A closer look at the eye

Researchers at the University of Rochester Medical Center have developed a new imaging technique that could revolutionize how eye health and disease are assessed. The group is first to be able to make out individual cells at the back of the eye that are implicated in vision loss in diseases like glaucoma. They hope their new technique could prevent vision loss via earlier diagnosis and treatment for these diseases.
In a study Ethan A. Rossi, Ph.D., assistant professor of Ophthalmology at the University of Pittsburgh School of Medicine, describes a new method to non-invasively image the human retina. The group, led by David Williams, Ph.D., Dean for Research in Arts, Sciences, and Engineering and the William G. Allyn Chair for Medical Optics at the University of Rochester, was able to distinguish individual retinal ganglion cells (RGCs), which bear most of the responsibility of relaying visual information to the brain.
There has been a longstanding interest in imaging RGCs because their death causes vision loss in glaucoma, the second leading cause of acquired blindness worldwide. Despite great efforts, no one has successfully captured images of individual human RGCs, in part because they are nearly perfectly transparent.
This new approach might eventually allow us to detect the loss of single ganglion cells. The sooner we can catch the loss, the better our chances of halting disease and preventing vision loss.

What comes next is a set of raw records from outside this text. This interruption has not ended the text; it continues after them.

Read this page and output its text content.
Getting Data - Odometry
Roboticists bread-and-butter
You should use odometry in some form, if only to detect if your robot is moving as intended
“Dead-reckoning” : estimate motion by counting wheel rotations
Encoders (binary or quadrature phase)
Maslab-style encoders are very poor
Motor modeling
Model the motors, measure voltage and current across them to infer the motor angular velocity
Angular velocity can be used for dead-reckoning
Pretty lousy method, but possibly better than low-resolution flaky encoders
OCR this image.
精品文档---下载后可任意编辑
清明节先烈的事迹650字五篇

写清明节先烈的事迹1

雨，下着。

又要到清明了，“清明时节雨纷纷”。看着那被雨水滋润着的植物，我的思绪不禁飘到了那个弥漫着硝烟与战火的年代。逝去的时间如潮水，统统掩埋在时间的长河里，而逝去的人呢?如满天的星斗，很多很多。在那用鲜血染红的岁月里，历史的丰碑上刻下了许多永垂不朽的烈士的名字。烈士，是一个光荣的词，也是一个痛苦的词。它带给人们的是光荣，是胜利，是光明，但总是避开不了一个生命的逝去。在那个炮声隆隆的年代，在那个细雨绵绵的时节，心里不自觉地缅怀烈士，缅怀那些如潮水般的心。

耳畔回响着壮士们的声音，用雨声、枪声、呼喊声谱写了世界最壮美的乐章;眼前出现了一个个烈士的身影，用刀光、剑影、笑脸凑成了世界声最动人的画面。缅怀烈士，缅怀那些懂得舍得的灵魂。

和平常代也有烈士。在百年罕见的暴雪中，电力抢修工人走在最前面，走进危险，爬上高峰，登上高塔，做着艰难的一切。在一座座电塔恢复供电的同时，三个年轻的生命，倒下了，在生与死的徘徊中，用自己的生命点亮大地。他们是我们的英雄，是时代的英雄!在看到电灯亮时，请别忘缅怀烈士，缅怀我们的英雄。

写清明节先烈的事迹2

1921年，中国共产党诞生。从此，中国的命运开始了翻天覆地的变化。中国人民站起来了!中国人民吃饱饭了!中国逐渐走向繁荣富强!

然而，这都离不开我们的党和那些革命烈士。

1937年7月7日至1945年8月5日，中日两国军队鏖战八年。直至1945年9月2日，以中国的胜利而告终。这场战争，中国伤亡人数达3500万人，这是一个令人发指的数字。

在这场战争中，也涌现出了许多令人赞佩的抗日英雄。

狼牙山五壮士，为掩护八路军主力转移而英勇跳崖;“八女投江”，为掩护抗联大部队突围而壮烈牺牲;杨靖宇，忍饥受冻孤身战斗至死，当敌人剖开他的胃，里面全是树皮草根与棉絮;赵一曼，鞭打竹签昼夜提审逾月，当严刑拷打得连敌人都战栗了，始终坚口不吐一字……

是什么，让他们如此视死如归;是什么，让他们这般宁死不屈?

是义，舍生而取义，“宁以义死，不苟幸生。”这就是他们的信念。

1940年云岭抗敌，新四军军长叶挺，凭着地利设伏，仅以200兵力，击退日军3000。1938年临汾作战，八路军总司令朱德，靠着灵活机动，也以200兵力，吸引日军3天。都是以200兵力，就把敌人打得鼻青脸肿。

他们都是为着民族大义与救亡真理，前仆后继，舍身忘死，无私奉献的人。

Instead of imaging RGCs directly, glaucoma is currently diagnosed by assessing the thickness of the nerve fibres projecting from the RGCs to the brain. However, by the time a change is typically detected in the retinal nerve fibre thickness, a patient may have lost tens of thousands of RGCs or more.
“In principle, this new approach might eventually allow us to detect the loss of single ganglion cells,” said Williams. “The sooner we can catch the loss, the better our chances of halting disease and preventing vision loss.”
Rossi and his colleagues were able to see RGCs by modifying an existing technology – confocal adaptive optics scanning light ophthalmoscopy (AOSLO).  They collected multiple images, varying the size and location of the detector they used to gather light scattered out of the retina for each image, and then combined those images. The technique, called multi-offset detection, was performed at the University of Rochester Medical Center in animals as well as volunteers with normal vision and patients with age-related macular degeneration.